World Quality Day is one of the international observances that annually falls on the second Thursday in November. This year it will be on November 8, 2018. This observance was introduced by the United Nations in 1990, but it didn’t become one of the UN special international days. The purpose of World Quality Day was to raise public awareness of the problems of quality of any product or service, provided by the companies around the world. The focus of this blog is on the quality of health care as a product of health services.
Nurse practitioners (all categories) are the backbone of all health care delivery systems. Nurse practitioners and the nursing profession are however on a continuous basis confronted with challenges such as weaknesses in the policy capacity of the main institution responsible for the leadership and governance of nursing in South Africa, and a nursing environment that is fraught with resources, management quality care problems (Rispel & Bruce: 2014/205).

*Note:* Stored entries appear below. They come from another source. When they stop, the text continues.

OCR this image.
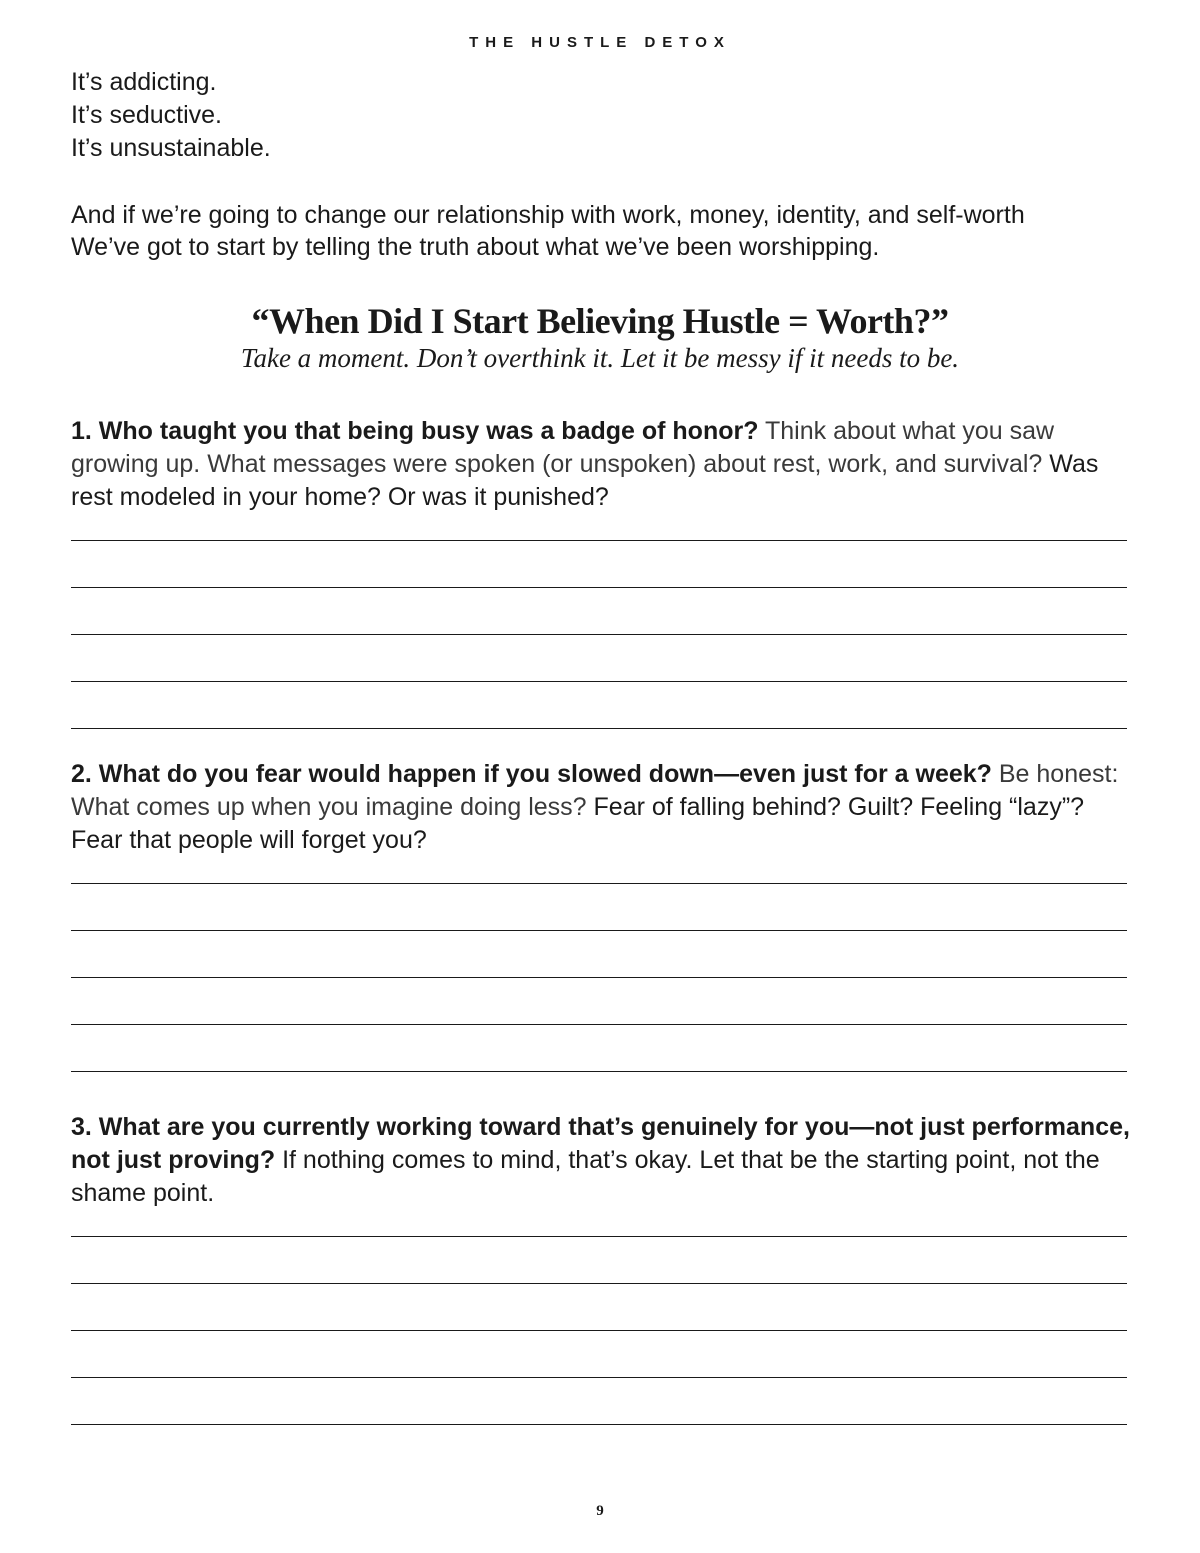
THE HUSTLE DETOX
It’s addicting.
It’s seductive.
It’s unsustainable.
And if we’re going to change our relationship with work, money, identity, and self-worth
We’ve got to start by telling the truth about what we’ve been worshipping.
“When Did I Start Believing Hustle = Worth?”
Take a moment. Don’t overthink it. Let it be messy if it needs to be.
1. Who taught you that being busy was a badge of honor? Think about what you saw growing up. What messages were spoken (or unspoken) about rest, work, and survival? Was rest modeled in your home? Or was it punished?
2. What do you fear would happen if you slowed down—even just for a week? Be honest: What comes up when you imagine doing less? Fear of falling behind? Guilt? Feeling “lazy”? Fear that people will forget you?
3. What are you currently working toward that’s genuinely for you—not just performance, not just proving? If nothing comes to mind, that’s okay. Let that be the starting point, not the shame point.
9
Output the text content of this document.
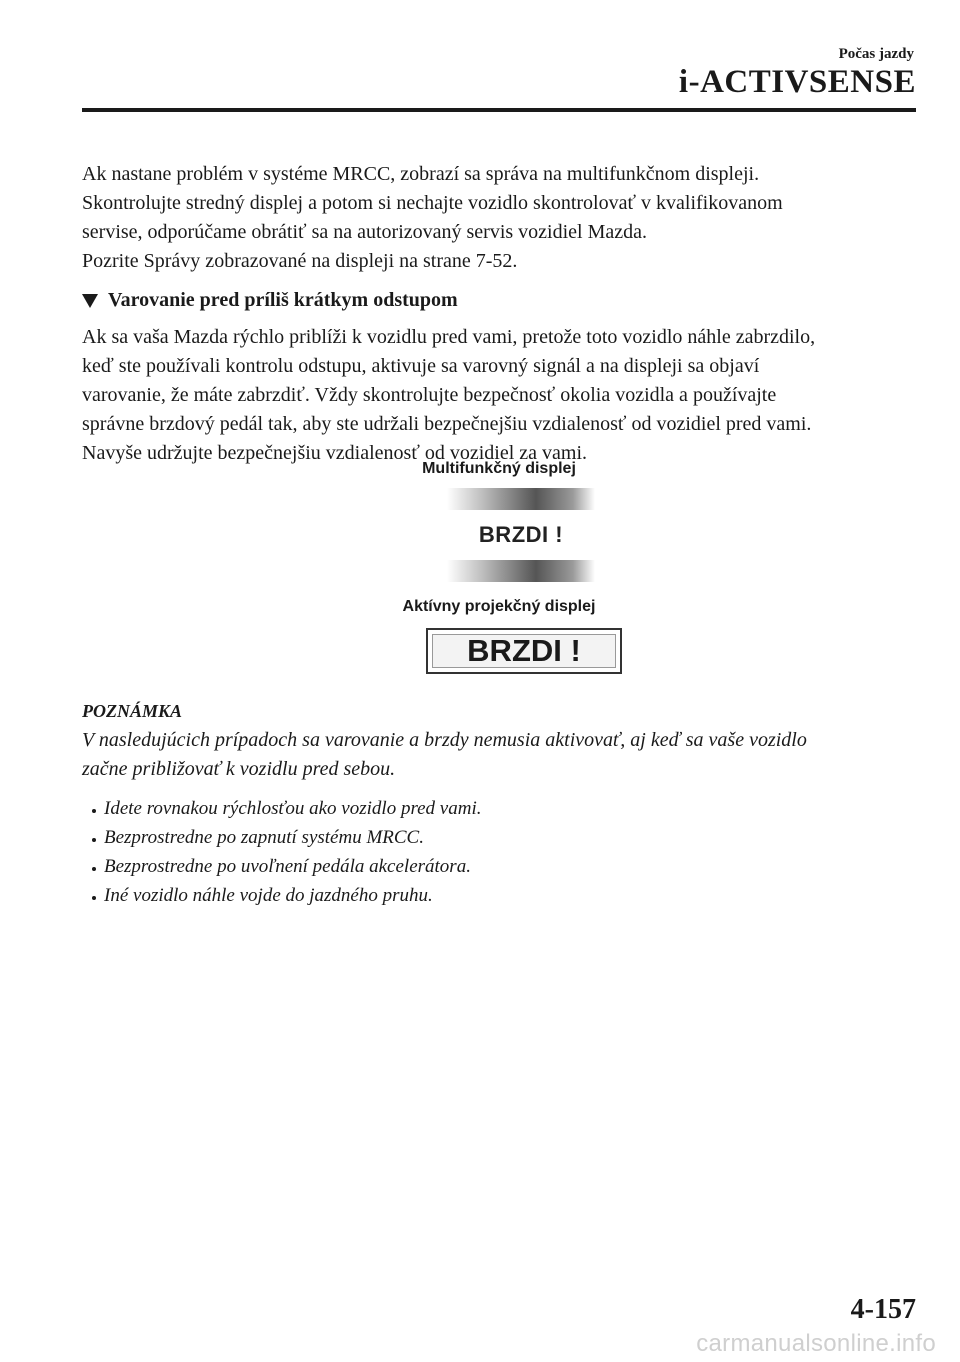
Počas jazdy
i-ACTIVSENSE

Ak nastane problém v systéme MRCC, zobrazí sa správa na multifunkčnom displeji.

Skontrolujte stredný displej a potom si nechajte vozidlo skontrolovať v kvalifikovanom

servise, odporúčame obrátiť sa na autorizovaný servis vozidiel Mazda.

Pozrite Správy zobrazované na displeji na strane 7-52.

Varovanie pred príliš krátkym odstupom

Ak sa vaša Mazda rýchlo priblíži k vozidlu pred vami, pretože toto vozidlo náhle zabrzdilo,

keď ste používali kontrolu odstupu, aktivuje sa varovný signál a na displeji sa objaví

varovanie, že máte zabrzdiť. Vždy skontrolujte bezpečnosť okolia vozidla a používajte

správne brzdový pedál tak, aby ste udržali bezpečnejšiu vzdialenosť od vozidiel pred vami.

Navyše udržujte bezpečnejšiu vzdialenosť od vozidiel za vami.

Multifunkčný displej
BRZDI !
Aktívny projekčný displej
BRZDI !
POZNÁMKA

V nasledujúcich prípadoch sa varovanie a brzdy nemusia aktivovať, aj keď sa vaše vozidlo

začne približovať k vozidlu pred sebou.

Idete rovnakou rýchlosťou ako vozidlo pred vami.
Bezprostredne po zapnutí systému MRCC.
Bezprostredne po uvoľnení pedála akcelerátora.
Iné vozidlo náhle vojde do jazdného pruhu.
4-157
carmanualsonline.info
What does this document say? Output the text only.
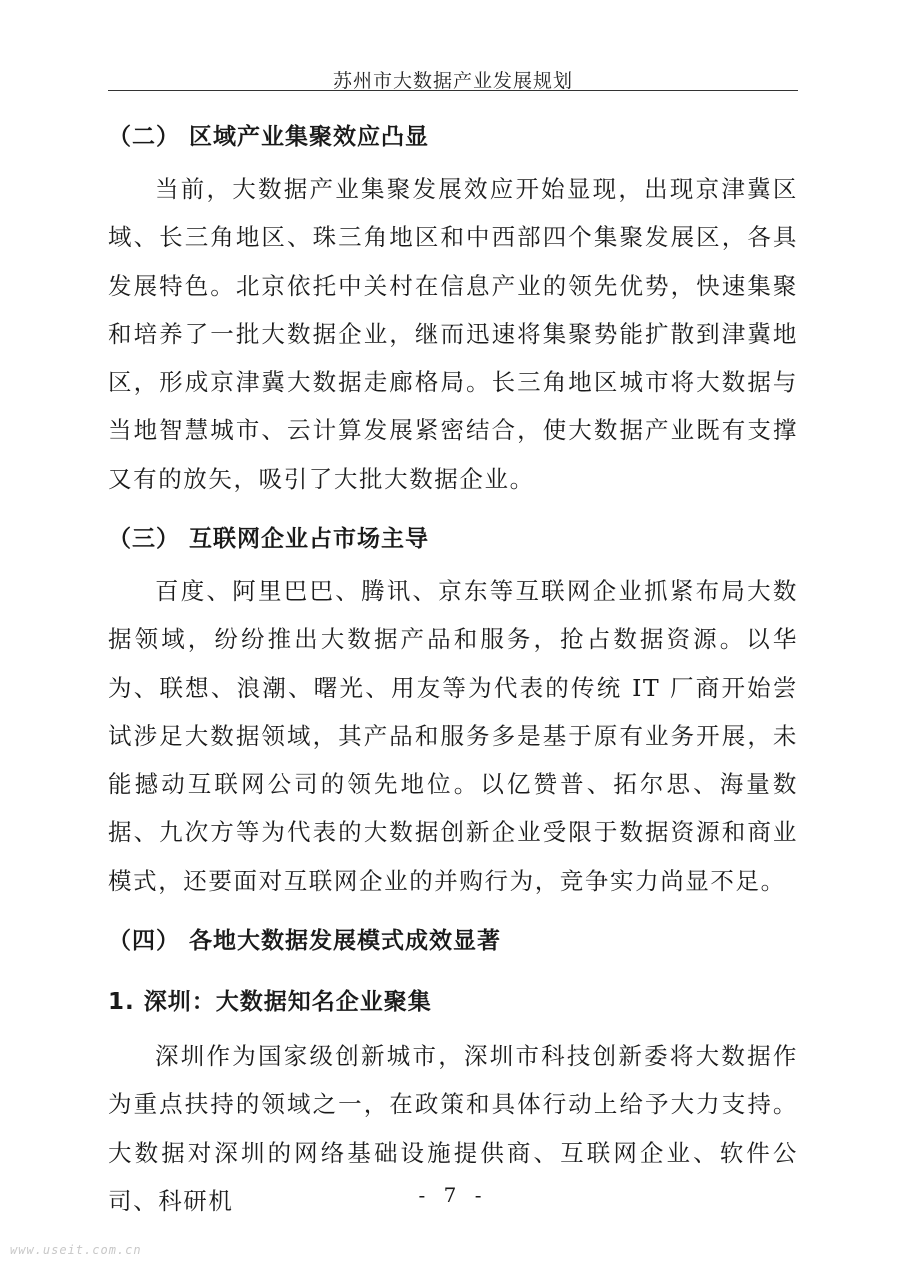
苏州市大数据产业发展规划
（二） 区域产业集聚效应凸显

当前，大数据产业集聚发展效应开始显现，出现京津冀区域、长三角地区、珠三角地区和中西部四个集聚发展区，各具发展特色。北京依托中关村在信息产业的领先优势，快速集聚和培养了一批大数据企业，继而迅速将集聚势能扩散到津冀地区，形成京津冀大数据走廊格局。长三角地区城市将大数据与当地智慧城市、云计算发展紧密结合，使大数据产业既有支撑又有的放矢，吸引了大批大数据企业。

（三） 互联网企业占市场主导

百度、阿里巴巴、腾讯、京东等互联网企业抓紧布局大数据领域，纷纷推出大数据产品和服务，抢占数据资源。以华为、联想、浪潮、曙光、用友等为代表的传统 IT 厂商开始尝试涉足大数据领域，其产品和服务多是基于原有业务开展，未能撼动互联网公司的领先地位。以亿赞普、拓尔思、海量数据、九次方等为代表的大数据创新企业受限于数据资源和商业模式，还要面对互联网企业的并购行为，竞争实力尚显不足。

（四） 各地大数据发展模式成效显著
1. 深圳：大数据知名企业聚集

深圳作为国家级创新城市，深圳市科技创新委将大数据作为重点扶持的领域之一，在政策和具体行动上给予大力支持。大数据对深圳的网络基础设施提供商、互联网企业、软件公司、科研机	- 7 -
www.useit.com.cn
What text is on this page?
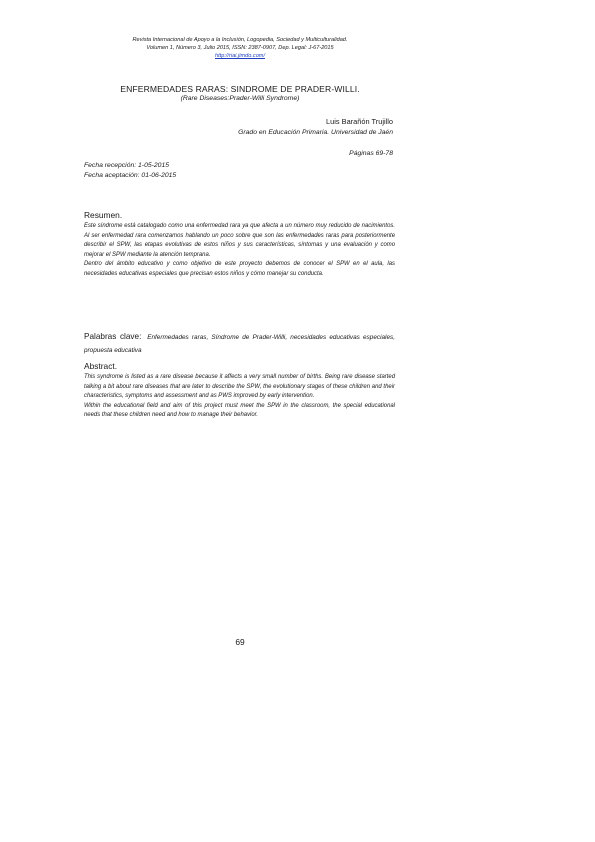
Revista Internacional de Apoyo a la Inclusión, Logopedia, Sociedad y Multiculturalidad.
Volumen 1, Número 3, Julio 2015, ISSN: 2387-0907, Dep. Legal: J-67-2015
http://riai.jimdo.com/
ENFERMEDADES RARAS: SINDROME DE PRADER-WILLI.
(Rare Diseases:Prader-Willi Syndrome)
Luis Barañón Trujillo
Grado en Educación Primaria. Universidad de Jaén
Páginas 69-78
Fecha recepción: 1-05-2015
Fecha aceptación: 01-06-2015
Resumen.

Este síndrome está catalogado como una enfermedad rara ya que afecta a un número muy reducido de nacimientos. Al ser enfermedad rara comenzamos hablando un poco sobre que son las enfermedades raras para posteriormente describir el SPW, las etapas evolutivas de estos niños y sus características, síntomas y una evaluación y como mejorar el SPW mediante la atención temprana.

Dentro del ámbito educativo y como objetivo de este proyecto debemos de conocer el SPW en el aula, las necesidades educativas especiales que precisan estos niños y cómo manejar su conducta.

Palabras clave: Enfermedades raras, Síndrome de Prader-Willi, necesidades educativas especiales, propuesta educativa
Abstract.

This syndrome is listed as a rare disease because it affects a very small number of births. Being rare disease started talking a bit about rare diseases that are later to describe the SPW, the evolutionary stages of these children and their characteristics, symptoms and assessment and as PWS improved by early intervention.

Within the educational field and aim of this project must meet the SPW in the classroom, the special educational needs that these children need and how to manage their behavior.

69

The above matter is supported by Dr. Wilmot James who wrote: “We have a nurse-based healthcare system and it is no surprise that our clinics are run by them. Today we thank the nurses for the extraordinary care they give to the nations’ ill and infirm (Medical Brief: 2016).
James, the Democratic Alliance Shadow Minister of Health on Politicsweb continued by stating the following: SA faces a crisis in nurse education and training that, unless reversed, will result in a worsening shortage of nurses (Medical Brief: 2016).
A recent oversight visit by the DA to the Joubert Park Clinic in Hillbrow serves to confirm that nurses are at the frontline of health care and yet the nation gives them little resources to carry out their duties or even extend congratulations for tirelessly serving the South African-people despite the many challenges they face every day
James wrote: “For individuals using the public sector, the problems are worse. Half of our 270 437 nurses are in the public sector caring for 84% of the population while the other half are in the private sector providing for the remaining 16%.”
This is because the work environment, conditions of service and morale are simply much better in the professionally run private sector. But it does mean that public sector nurses have work obligations that are beyond the pale: poor wages for hard and thankless efforts to save lives, treat pain and alleviate suffering.
Three fault cracks were identified: tolerance of ineptness as well as leadership, management and governance failures; lack of a fully functional district health system, which is the main vehicle for the delivery of primary health care; and inability or failure to deal decisively with the health workforce crisis.
These fault lines have negative consequences for patients, health professionals and policy implementation. Patients, who are relatively powerless, bear the brunt through negative experiences and sub-optimal care. Health care providers on the front line and at the bottom of the hierarchy also suffer. Faced with an unsupportive management environment, staff shortages and health system deficiencies, they find it difficult to uphold their professional code of ethics and provide good quality of care.
Currently, nursing education is at crossroads and the major concern is the capacity to train new nurse practitioners. Rispel, a professor and head of the Wits School of Public Health, described nursing as a profession is in peril. In this article she referred to the fact that private colleges, who received no state subsidy, trained auxiliary and enrolled nurses according to the old so-called legacy curricula but may no longer do so because better courses have been introduced. According to the author these programs focused fundamentally on a primary healthcare ideology, and are not necessarily better than previous programs, however, these programs have not been accredited because of bungling by SANC and the Department of Higher Education (Rispel & Bruce: 2014/205).